Although now in her late twenties, Raine Charming still preserved her child-like appearance, this strange montage of adolescent faces. Her gaze reflected the suicides of Carole Landis and Marilyn Monroe. As she spoke to Georges in her low voice I realized where I had seen her, dancing with the beachcombers in the deserted nightclub at Lagoon West.

When I bought the boutique the faded fashion magazines had been filled with her photographs… Raine with her wounded eyes, looking out above the bandages around her remade cheeks, or wearing the latest bio-fabric creation at some exclusive discotheque, smiling into Kaiser’s handsome gangster face. In many ways the relationship between Raine Channing and this twenty-five-year-old genius of the fashion houses summed up a whole disastrous epoch, of which Raine’s mutilated face was a forgotten shrine. One day soon, before she reached the age of thirty, even that face would dissolve.

However, as she visited our boutique this grim prospect seemed a long way distant. Georges was delighted to see her, at last meeting on equal terms one of the too-bright luminaries of his apprenticeship. Without a thought for our disturbed stock, he opened the windows and display cases. Curiously, everything had quietened, the gowns stirring gently on their hangers like docile birds.

I waited for Georges to enjoy his moment of reminiscence, and then introduced myself.

‘You’ve calmed everything down,’ I congratulated her. ‘They must like you.’

She drew her white fox collar around herself, rubbing her cheek against it. The fur slid around her neck and shoulders, nestling her in its caress. ‘I hope so,’ she said. ‘Do you know, though, a few months ago I hated them? I really wanted everyone in the world to go naked, so that all the clothes would die.’ She, laughed at this. ‘Now I’ve got to look for a whole new wardrobe.’

‘We’re delighted you’ve started here, Miss Charming. Are you staying long in Vermilion Sands?’

‘A little while. I first came here a long time ago, Mr Samson. Nothing in Vermilion Sands ever changes, have you noticed? It’s a good place to come back to.’

We walked along the displays of gowns. Now and then she would reach out to stroke one of the fabrics, her white hand like a child’s. As she opened her coat a sonic jewel, like a crystal rose, emitted its miniature music between her breasts. Velvet playtoys nestled like voles around her wrists.

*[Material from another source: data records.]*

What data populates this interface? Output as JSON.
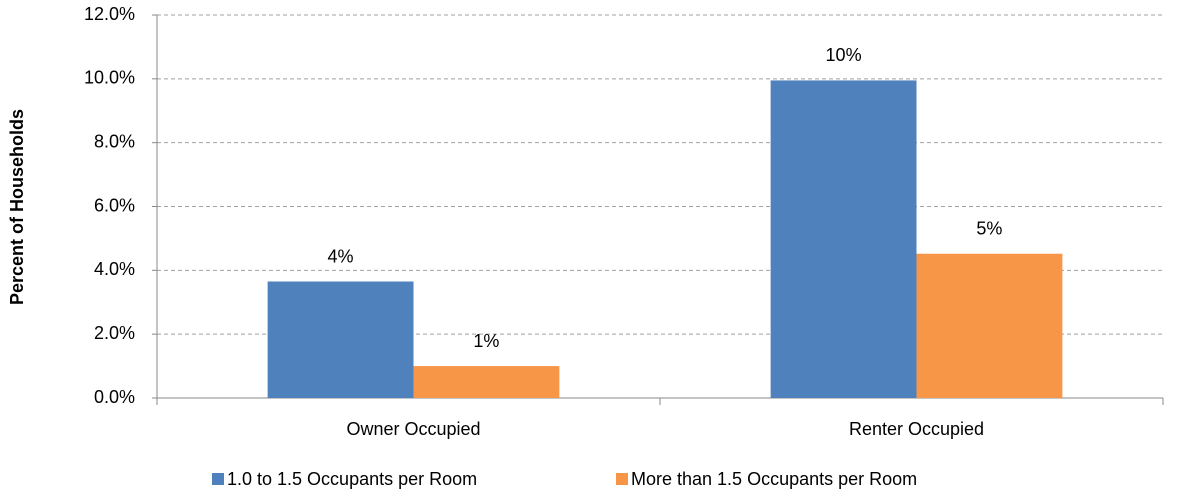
{
  "chart_data": {
    "type": "bar",
    "y_label": "Percent of Households",
    "categories": [
      "Owner Occupied",
      "Renter Occupied"
    ],
    "series": [
      {
        "name": "1.0 to 1.5 Occupants per Room",
        "color": "#4f81bd",
        "values": [
          3.65,
          9.95
        ],
        "value_labels": [
          "4%",
          "10%"
        ]
      },
      {
        "name": "More than 1.5 Occupants per Room",
        "color": "#f79646",
        "values": [
          1.0,
          4.52
        ],
        "value_labels": [
          "1%",
          "5%"
        ]
      }
    ],
    "ylim": [
      0,
      12
    ],
    "yticks": [
      {
        "value": 0,
        "label": "0.0%"
      },
      {
        "value": 2,
        "label": "2.0%"
      },
      {
        "value": 4,
        "label": "4.0%"
      },
      {
        "value": 6,
        "label": "6.0%"
      },
      {
        "value": 8,
        "label": "8.0%"
      },
      {
        "value": 10,
        "label": "10.0%"
      },
      {
        "value": 12,
        "label": "12.0%"
      }
    ],
    "grid": true,
    "legend": "bottom"
  }
}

Altogether she seemed to be concealed in this living play-nest like a bizarre infant Venus.

What was it, though, about Raine Charming that so held me? As Georges helped her select a brilliant pastel gown, the other dresses murmuring on the chairs around her, it occurred to me that Raine Charming resembled a child-Eve in a couture-Eden, life springing from her touch. Then I remembered her dancing with the beachcombers in the deserted nightclub at Lagoon West.

While the young chauffeur carried out her purchases I said: ‘I saw you last night. At the nightclub by the beach.’

For the first time she looked directly into my face, her eyes alert and adult above the white adolescent mask. ‘I live near by’, she said, ‘in one of the houses along the lake. There was music playing and people dancing.’

As the chauffeur opened the door of the car for her I saw that the seats were filled with playtoys and sonic jewels. They drove off together like two adults playing at being children.

Two days later I heard music coming again from the abandoned nightclub. As I sat on the veranda in the evening this faint night-music began, the dry metallic sounds muffled by the powdery air. I walked along the shore through the darkness. The beachcombers had gone, but Raine Charming wandered through the tables of the nightclub, her white gown drawing empty signatures in the sand.